Reply to cybershrink
Posted by: Woman | 2010/07/02

Rob, it seems like you have entered a period in your life where you are in control again. Yes, it is true that you will have a manic period again. The first major one seems to have buggered up things for you.

Here''s the thing... you only get one shot at life, and this is it. You must work out a plan and then do everything in your power to make your life a wonderful place to be. Now in order to live a wonderful life, what do you need? You need education first. You need to finish your degree. What will you do to get that done? Will you work (even as a waiter) to save up, will you take out a study loan?

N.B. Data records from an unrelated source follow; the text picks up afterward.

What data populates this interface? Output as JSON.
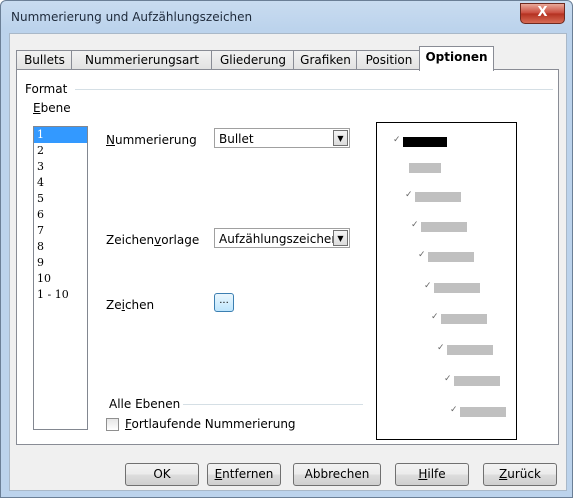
{
  "window": {
    "title": "Nummerierung und Aufzählungszeichen",
    "close_label": "X"
  },
  "tabs": [
    {
      "label": "Bullets"
    },
    {
      "label": "Nummerierungsart"
    },
    {
      "label": "Gliederung"
    },
    {
      "label": "Grafiken"
    },
    {
      "label": "Position"
    },
    {
      "label": "Optionen"
    }
  ],
  "format": {
    "group_label": "Format",
    "level_label": "Ebene",
    "levels": [
      "1",
      "2",
      "3",
      "4",
      "5",
      "6",
      "7",
      "8",
      "9",
      "10",
      "1 - 10"
    ],
    "selected_level": "1",
    "numbering_label": "Nummerierung",
    "numbering_value": "Bullet",
    "char_style_label": "Zeichenvorlage",
    "char_style_value": "Aufzählungszeichen",
    "character_label": "Zeichen",
    "character_button": "..."
  },
  "all_levels": {
    "group_label": "Alle Ebenen",
    "consecutive_label": "Fortlaufende Nummerierung",
    "consecutive_checked": false
  },
  "buttons": {
    "ok": "OK",
    "remove": "Entfernen",
    "cancel": "Abbrechen",
    "help": "Hilfe",
    "back": "Zurück"
  }
}
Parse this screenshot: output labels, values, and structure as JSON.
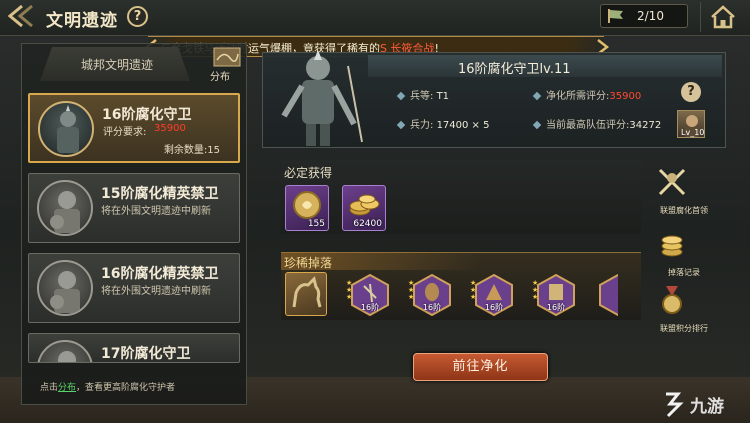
{
  "header": {
    "title": "文明遗迹",
    "help_icon": "?",
    "counter": "2/10"
  },
  "marquee": {
    "text_prefix": "与金戈铁马活动时运气爆棚，竟获得了稀有的",
    "text_highlight": "S 长筱合战",
    "text_suffix": "!"
  },
  "left": {
    "tab_label": "城邦文明遗迹",
    "dist_label": "分布",
    "cards": [
      {
        "title": "16阶腐化守卫",
        "req_label": "评分要求:",
        "req_value": "35900",
        "remain": "剩余数量:15"
      },
      {
        "title": "15阶腐化精英禁卫",
        "sub": "将在外围文明遗迹中刷新"
      },
      {
        "title": "16阶腐化精英禁卫",
        "sub": "将在外围文明遗迹中刷新"
      },
      {
        "title": "17阶腐化守卫"
      }
    ],
    "footer_prefix": "点击",
    "footer_link": "分布",
    "footer_suffix": "，查看更高阶腐化守护者"
  },
  "boss": {
    "name": "16阶腐化守卫lv.11",
    "rank_label": "兵等:",
    "rank_value": "T1",
    "purify_label": "净化所需评分:",
    "purify_value": "35900",
    "troops_label": "兵力:",
    "troops_value": "17400 × 5",
    "best_label": "当前最高队伍评分:",
    "best_value": "34272",
    "player_lv": "Lv_10"
  },
  "must_get": {
    "title": "必定获得",
    "items": [
      {
        "icon": "medal-icon",
        "qty": "155"
      },
      {
        "icon": "gold-coins-icon",
        "qty": "62400"
      }
    ]
  },
  "rare_drop": {
    "title": "珍稀掉落",
    "item_label": "16阶"
  },
  "side": [
    {
      "label": "联盟腐化首领"
    },
    {
      "label": "掉落记录"
    },
    {
      "label": "联盟积分排行"
    }
  ],
  "go_button": "前往净化",
  "watermark": "九游",
  "colors": {
    "accent_gold": "#d7a94c",
    "alert_red": "#ff3b2a",
    "link_green": "#59d36a",
    "button_orange": "#c65a32"
  }
}
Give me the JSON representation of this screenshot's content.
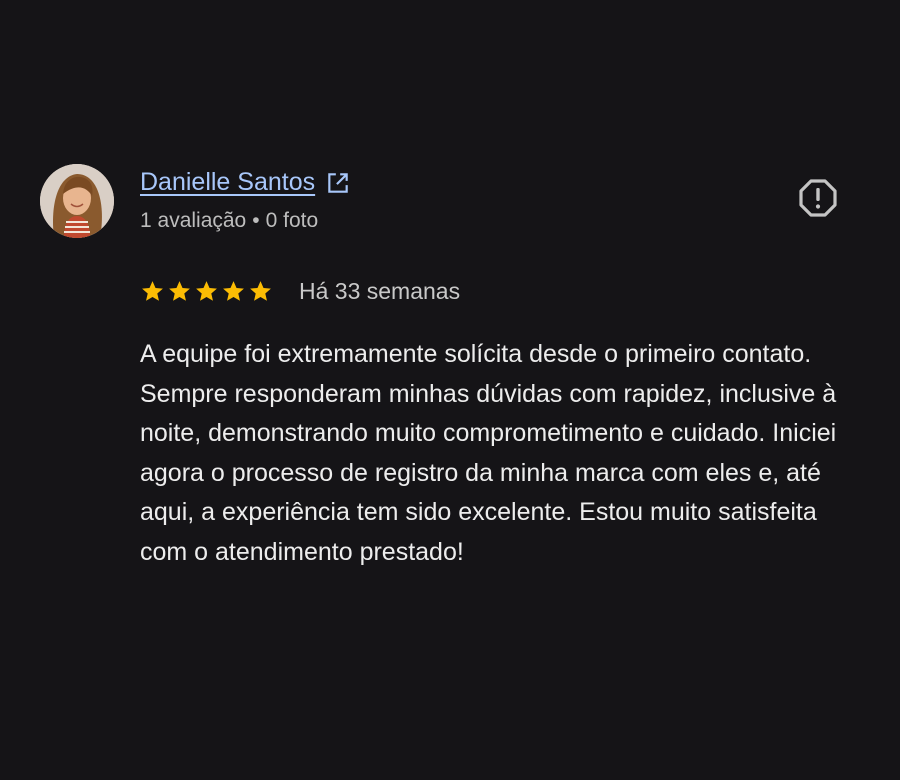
{
  "review": {
    "author": "Danielle Santos",
    "review_count": "1 avaliação",
    "separator": "•",
    "photo_count": "0 foto",
    "rating": 5,
    "max_rating": 5,
    "time_ago": "Há 33 semanas",
    "text": "A equipe foi extremamente solícita desde o primeiro contato. Sempre responderam minhas dúvidas com rapidez, inclusive à noite, demonstrando muito comprometimento e cuidado. Iniciei agora o processo de registro da minha marca com eles e, até aqui, a experiência tem sido excelente. Estou muito satisfeita com o atendimento prestado!"
  },
  "icons": {
    "external_link": "external-link-icon",
    "report": "report-flag-icon",
    "star": "star-icon"
  },
  "colors": {
    "background": "#151417",
    "link": "#a8c7fa",
    "star": "#fbbc04",
    "text": "#ededed",
    "muted": "#bdbdbd"
  }
}
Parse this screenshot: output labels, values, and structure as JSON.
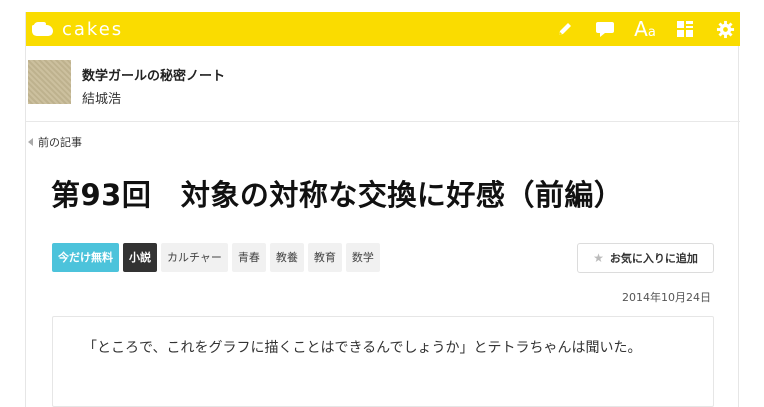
{
  "header": {
    "logo_text": "cakes",
    "brand_color": "#fadc00",
    "tools": [
      {
        "icon": "pencil-icon",
        "label": "write"
      },
      {
        "icon": "comment-icon",
        "label": "comments"
      },
      {
        "icon": "font-size-icon",
        "glyph_main": "A",
        "glyph_small": "a"
      },
      {
        "icon": "grid-icon",
        "label": "layout"
      },
      {
        "icon": "gear-icon",
        "label": "settings"
      }
    ]
  },
  "series": {
    "title": "数学ガールの秘密ノート",
    "author": "結城浩"
  },
  "nav": {
    "prev_label": "前の記事"
  },
  "article": {
    "title": "第93回　対象の対称な交換に好感（前編）",
    "date": "2014年10月24日",
    "lead": "「ところで、これをグラフに描くことはできるんでしょうか」とテトラちゃんは聞いた。"
  },
  "tags": {
    "free": "今だけ無料",
    "genre": "小説",
    "items": [
      "カルチャー",
      "青春",
      "教養",
      "教育",
      "数学"
    ]
  },
  "favorite": {
    "label": "お気に入りに追加",
    "icon": "star-icon"
  }
}
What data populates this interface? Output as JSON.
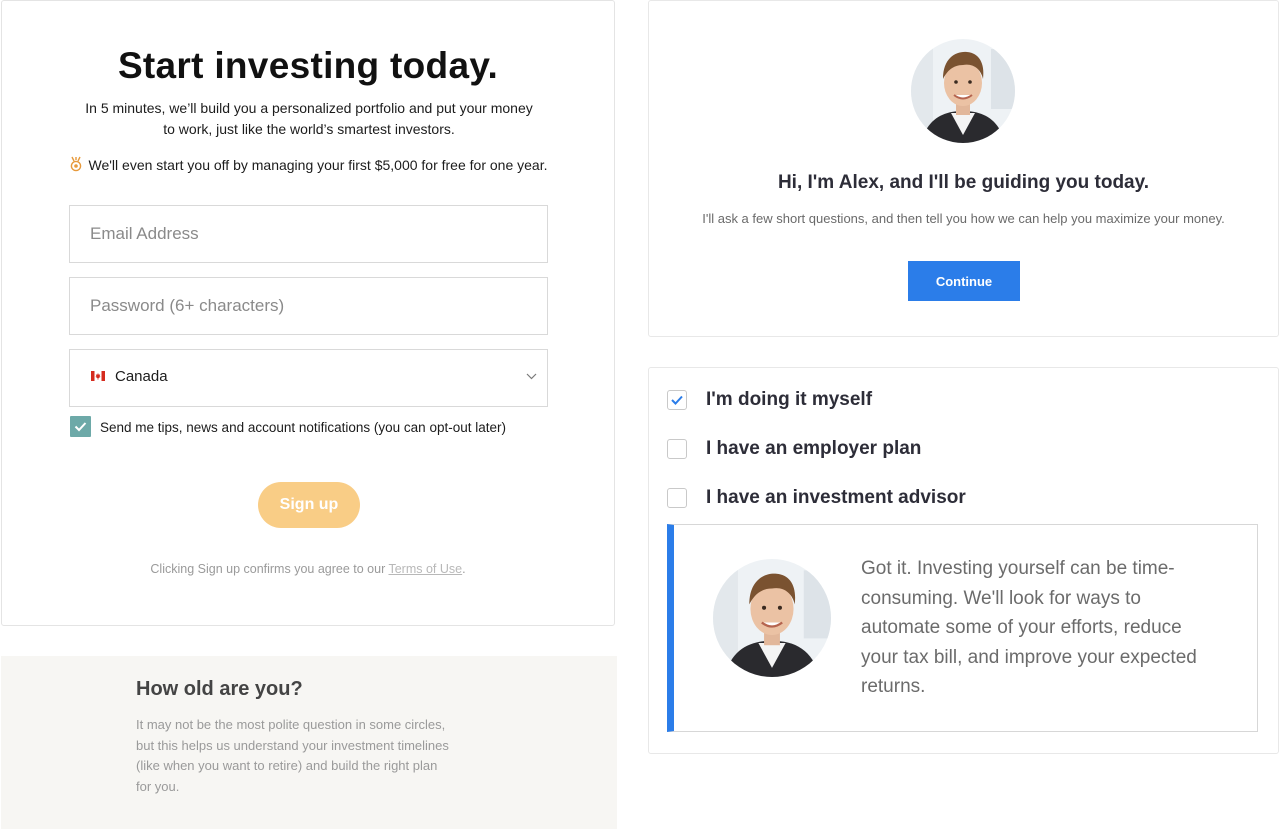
{
  "signup": {
    "title": "Start investing today.",
    "subtitle": "In 5 minutes, we’ll build you a personalized portfolio and put your money to work, just like the world’s smartest investors.",
    "free_offer": "We'll even start you off by managing your first $5,000 for free for one year.",
    "email_placeholder": "Email Address",
    "password_placeholder": "Password (6+ characters)",
    "country": "Canada",
    "tips_label": "Send me tips, news and account notifications (you can opt-out later)",
    "tips_checked": true,
    "signup_button": "Sign up",
    "terms_prefix": "Clicking Sign up confirms you agree to our ",
    "terms_link": "Terms of Use",
    "terms_suffix": "."
  },
  "age": {
    "title": "How old are you?",
    "body": "It may not be the most polite question in some circles, but this helps us understand your investment timelines (like when you want to retire) and build the right plan for you."
  },
  "alex": {
    "title": "Hi, I'm Alex, and I'll be guiding you today.",
    "subtitle": "I'll ask a few short questions, and then tell you how we can help you maximize your money.",
    "continue_button": "Continue"
  },
  "options": {
    "items": [
      {
        "label": "I'm doing it myself",
        "checked": true
      },
      {
        "label": "I have an employer plan",
        "checked": false
      },
      {
        "label": "I have an investment advisor",
        "checked": false
      }
    ],
    "message": "Got it. Investing yourself can be time-consuming. We'll look for ways to automate some of your efforts, reduce your tax bill, and improve your expected returns."
  },
  "colors": {
    "accent_blue": "#2b7de9",
    "signup_button": "#f9cd86",
    "checkbox_teal": "#6da9a8"
  },
  "icons": [
    "medal-icon",
    "canada-flag-icon",
    "chevron-down-icon",
    "checkmark-icon",
    "advisor-avatar"
  ]
}
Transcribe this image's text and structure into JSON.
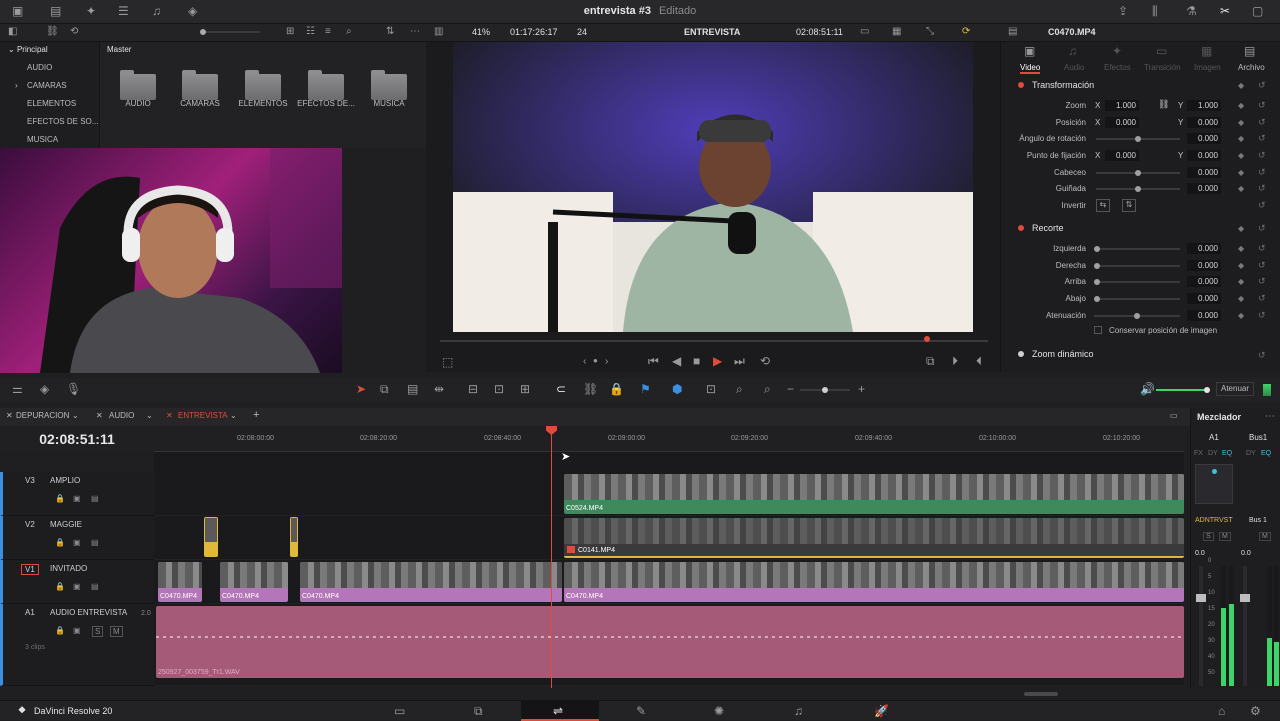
{
  "project": {
    "title": "entrevista #3",
    "status": "Editado"
  },
  "media_pool": {
    "root": "Principal",
    "bins": [
      "AUDIO",
      "CAMARAS",
      "ELEMENTOS",
      "EFECTOS DE SO...",
      "MUSICA"
    ],
    "breadcrumb": "Master",
    "folders": [
      "AUDIO",
      "CAMARAS",
      "ELEMENTOS",
      "EFECTOS DE...",
      "MUSICA"
    ]
  },
  "viewer": {
    "zoom": "41%",
    "source_timecode": "01:17:26:17",
    "frame_rate": "24",
    "timeline_name": "ENTREVISTA",
    "timecode": "02:08:51:11",
    "nav_prev": "‹",
    "nav_next": "›"
  },
  "inspector": {
    "clip_name": "C0470.MP4",
    "tabs": [
      "Video",
      "Audio",
      "Efectos",
      "Transición",
      "Imagen",
      "Archivo"
    ],
    "transform": {
      "title": "Transformación",
      "zoom_label": "Zoom",
      "zoom_x": "1.000",
      "zoom_y": "1.000",
      "pos_label": "Posición",
      "pos_x": "0.000",
      "pos_y": "0.000",
      "rot_label": "Ángulo de rotación",
      "rot_val": "0.000",
      "anchor_label": "Punto de fijación",
      "anchor_x": "0.000",
      "anchor_y": "0.000",
      "pitch_label": "Cabeceo",
      "pitch_val": "0.000",
      "yaw_label": "Guiñada",
      "yaw_val": "0.000",
      "flip_label": "Invertir",
      "x_label": "X",
      "y_label": "Y"
    },
    "crop": {
      "title": "Recorte",
      "left_label": "Izquierda",
      "left_val": "0.000",
      "right_label": "Derecha",
      "right_val": "0.000",
      "top_label": "Arriba",
      "top_val": "0.000",
      "bottom_label": "Abajo",
      "bottom_val": "0.000",
      "soft_label": "Atenuación",
      "soft_val": "0.000",
      "retain_label": "Conservar posición de imagen"
    },
    "dynamic_zoom": "Zoom dinámico"
  },
  "timeline": {
    "tabs": [
      "DEPURACION",
      "AUDIO",
      "ENTREVISTA"
    ],
    "timecode": "02:08:51:11",
    "ruler": [
      "02:08:00:00",
      "02:08:20:00",
      "02:08:40:00",
      "02:09:00:00",
      "02:09:20:00",
      "02:09:40:00",
      "02:10:00:00",
      "02:10:20:00"
    ],
    "tracks": [
      {
        "id": "V3",
        "name": "AMPLIO"
      },
      {
        "id": "V2",
        "name": "MAGGIE"
      },
      {
        "id": "V1",
        "name": "INVITADO"
      },
      {
        "id": "A1",
        "name": "AUDIO ENTREVISTA",
        "channels": "2.0",
        "clips": "3 clips",
        "mute": "M",
        "solo": "S"
      }
    ],
    "clips": {
      "v3": "C0524.MP4",
      "v2": "C0141.MP4",
      "v1a": "C0470.MP4",
      "v1b": "C0470.MP4",
      "v1c": "C0470.MP4",
      "v1d": "C0470.MP4",
      "a1": "250927_003759_Tr1.WAV"
    },
    "duck_label": "Atenuar"
  },
  "mixer": {
    "title": "Mezclador",
    "ch1": "A1",
    "ch2": "Bus1",
    "fx": "FX",
    "dy": "DY",
    "eq": "EQ",
    "ch1_name": "ADNTRVST",
    "ch2_name": "Bus 1",
    "s": "S",
    "m": "M",
    "ch1_level": "0.0",
    "ch2_level": "0.0",
    "scale": [
      "0",
      "5",
      "10",
      "15",
      "20",
      "30",
      "40",
      "50"
    ]
  },
  "app": {
    "name": "DaVinci Resolve 20"
  },
  "colors": {
    "accent": "#e04b3a",
    "v3_clip": "#3f8a5d",
    "v1_clip": "#b476b8",
    "audio_clip": "#a55a78",
    "playhead": "#e04b3a",
    "maggie_marker": "#e0b93a"
  }
}
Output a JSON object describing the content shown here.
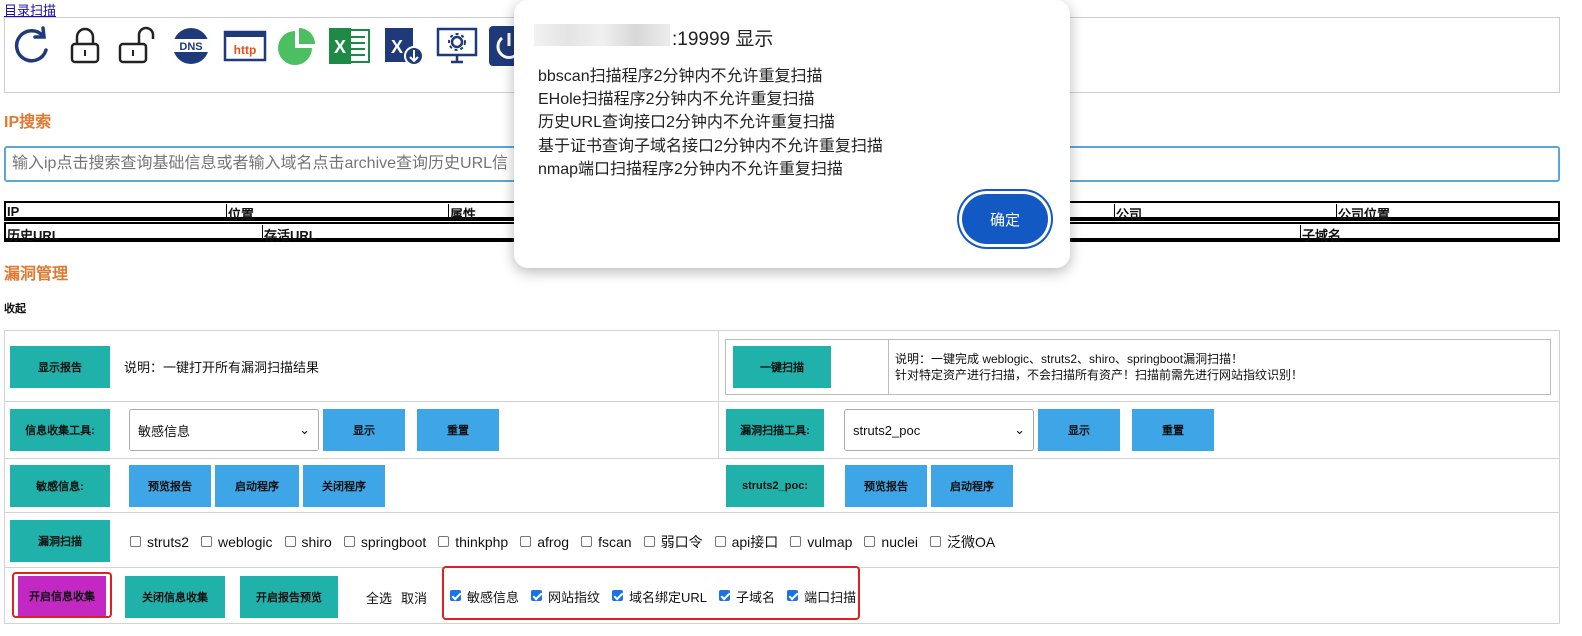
{
  "top_link": "目录扫描",
  "icons": [
    "refresh-icon",
    "unlock-icon",
    "unlock-open-icon",
    "dns-icon",
    "http-icon",
    "pie-chart-icon",
    "excel-icon",
    "excel-export-icon",
    "monitor-settings-icon",
    "power-icon"
  ],
  "ip_search": {
    "title": "IP搜索",
    "placeholder": "输入ip点击搜索查询基础信息或者输入域名点击archive查询历史URL信"
  },
  "table1": {
    "headers": [
      "IP",
      "位置",
      "属性",
      "公司",
      "公司位置"
    ]
  },
  "table2": {
    "headers": [
      "历史URL",
      "存活URL",
      "子域名"
    ]
  },
  "vuln": {
    "title": "漏洞管理",
    "collapse": "收起",
    "show_report": "显示报告",
    "show_report_desc": "说明：一键打开所有漏洞扫描结果",
    "one_click_scan": "一键扫描",
    "one_click_desc_1": "说明：一键完成 weblogic、struts2、shiro、springboot漏洞扫描！",
    "one_click_desc_2": "针对特定资产进行扫描，不会扫描所有资产！扫描前需先进行网站指纹识别！",
    "info_tool_label": "信息收集工具:",
    "info_tool_selected": "敏感信息",
    "show": "显示",
    "reset": "重置",
    "vuln_tool_label": "漏洞扫描工具:",
    "vuln_tool_selected": "struts2_poc",
    "sensitive_label": "敏感信息:",
    "preview_report": "预览报告",
    "start_program": "启动程序",
    "close_program": "关闭程序",
    "struts2_label": "struts2_poc:",
    "vuln_scan_label": "漏洞扫描",
    "vuln_options": [
      "struts2",
      "weblogic",
      "shiro",
      "springboot",
      "thinkphp",
      "afrog",
      "fscan",
      "弱口令",
      "api接口",
      "vulmap",
      "nuclei",
      "泛微OA"
    ],
    "start_collect": "开启信息收集",
    "stop_collect": "关闭信息收集",
    "start_preview": "开启报告预览",
    "select_all": "全选",
    "cancel": "取消",
    "collect_options": [
      "敏感信息",
      "网站指纹",
      "域名绑定URL",
      "子域名",
      "端口扫描"
    ]
  },
  "dialog": {
    "title_suffix": ":19999 显示",
    "lines": [
      "bbscan扫描程序2分钟内不允许重复扫描",
      "EHole扫描程序2分钟内不允许重复扫描",
      "历史URL查询接口2分钟内不允许重复扫描",
      "基于证书查询子域名接口2分钟内不允许重复扫描",
      "nmap端口扫描程序2分钟内不允许重复扫描"
    ],
    "ok": "确定"
  },
  "colors": {
    "teal": "#20b2aa",
    "blue": "#3ea6e6",
    "purple": "#c428c4",
    "title_orange": "#e07a33",
    "dialog_button": "#1259c3",
    "highlight_red": "#e02020"
  }
}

It''s great that you have back up, but don''t wait for things to get worse. Don''t wait for things to come your way. You are in a place where you have taken control, a back up plan is just that, it is not a reality. Reality is what you make of it. See the time you spent in mania as just that. You couldn''t stop it or change it. Live your life in joy, eat good food, enjoy your family and friends.

Good for you, Rob - really inspiring for a friday morning!

Reply to Woman
Posted by: anon | 2010/07/02

wow Rob you sound like an awesome guy, very reflective and well done for coping so well (by the sounds of it) with your difficult situation. all the best ahead!!!!